A man convicted of murdering four children with an assault rifle was executed Wednesday, becoming the first Tennessee inmate put to death by electrocution since 1960.
Daryl Holton, 45, had confessed to shooting his three young sons and their half-sister in 1997 in the town of Shelbyville, about 50 miles south of Nashville.
Holton told police he killed the children because his ex-wife had refused to let him see them. He said he intended to kill her and himself, but instead turned himself in.
As the hours ticked away Tuesday night, a group of attorneys petitioned the state Supreme Court to stop the electrocution, saying the execution method was cruel and unusual punishment. But the court rejected the petition.
Holton chose the electric chair over the state's preferred execution method of lethal injection. Under Tennessee law, death row inmates can choose, if their crimes were committed before 1999.
Holton, a Gulf War veteran, confessed to the 1997 killings, saying he lined up the children at his uncle's auto repair garage and shot them.

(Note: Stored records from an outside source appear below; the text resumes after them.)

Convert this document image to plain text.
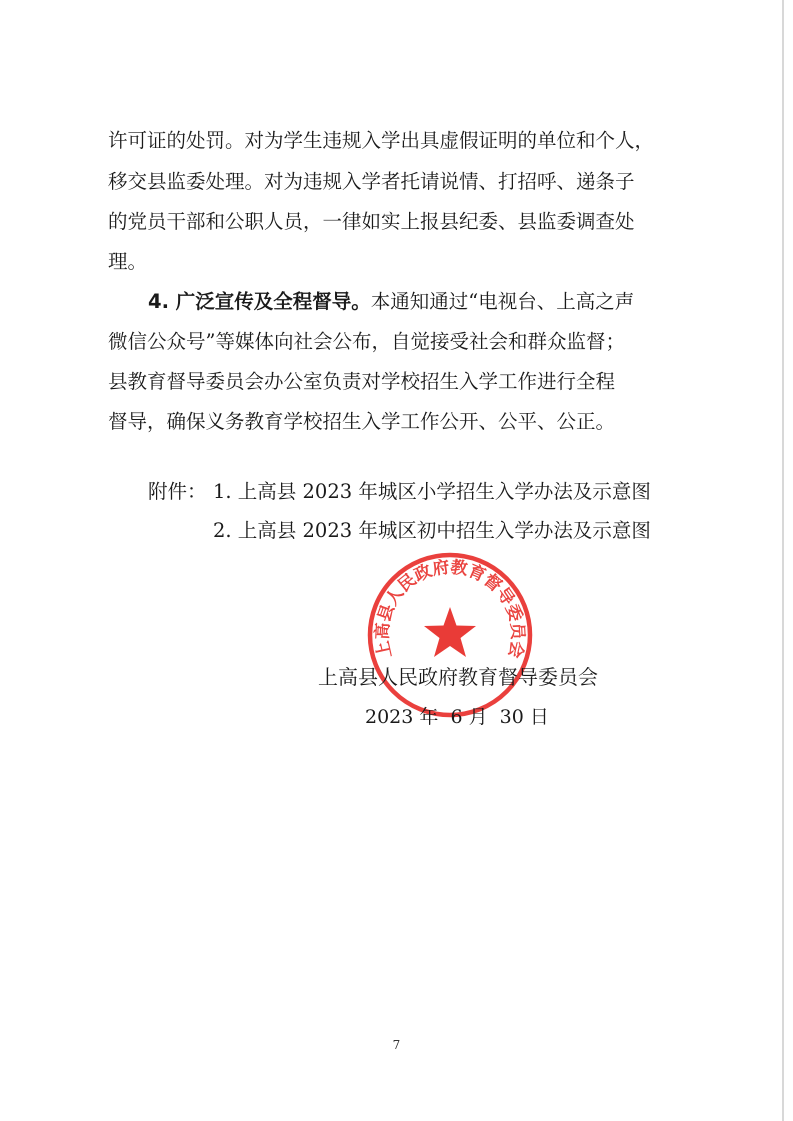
许可证的处罚。对为学生违规入学出具虚假证明的单位和个人，
移交县监委处理。对为违规入学者托请说情、打招呼、递条子
的党员干部和公职人员，一律如实上报县纪委、县监委调查处
理。
4. 广泛宣传及全程督导。本通知通过“电视台、上高之声
微信公众号”等媒体向社会公布，自觉接受社会和群众监督；
县教育督导委员会办公室负责对学校招生入学工作进行全程
督导，确保义务教育学校招生入学工作公开、公平、公正。
附件： 1. 上高县 2023 年城区小学招生入学办法及示意图
2. 上高县 2023 年城区初中招生入学办法及示意图
上高县人民政府教育督导委员会
上高县人民政府教育督导委员会
2023 年  6 月  30 日
7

Holton has said he suffered from severe depression when he committed the murders. His lawyers maintain he has a long history of mental illness and may suffer from post traumatic stress disorder from his military service in the 1991 Gulf War.
Holton's spiritual adviser, Dixie Gamble, had been visiting him daily and said he was at peace.
He came within a day of execution a year ago before a federal appeals court issued a stay. He was among four death row inmates whose executions were postponed in February, when Gov. Phil Bredesen placed a 90-day death penalty moratorium.
Bredesen had cited a number of problems with the state's execution guidelines, including a jumble of conflicting instructions that mixed lethal injection instructions with those for the electric chair.
The Correction Department completed the revision of its procedures in March, the moratorium was allowed to expire and the four executions were rescheduled.
The last inmate executed by electric chair was convicted rapist William Tines on Nov. 7, 1960.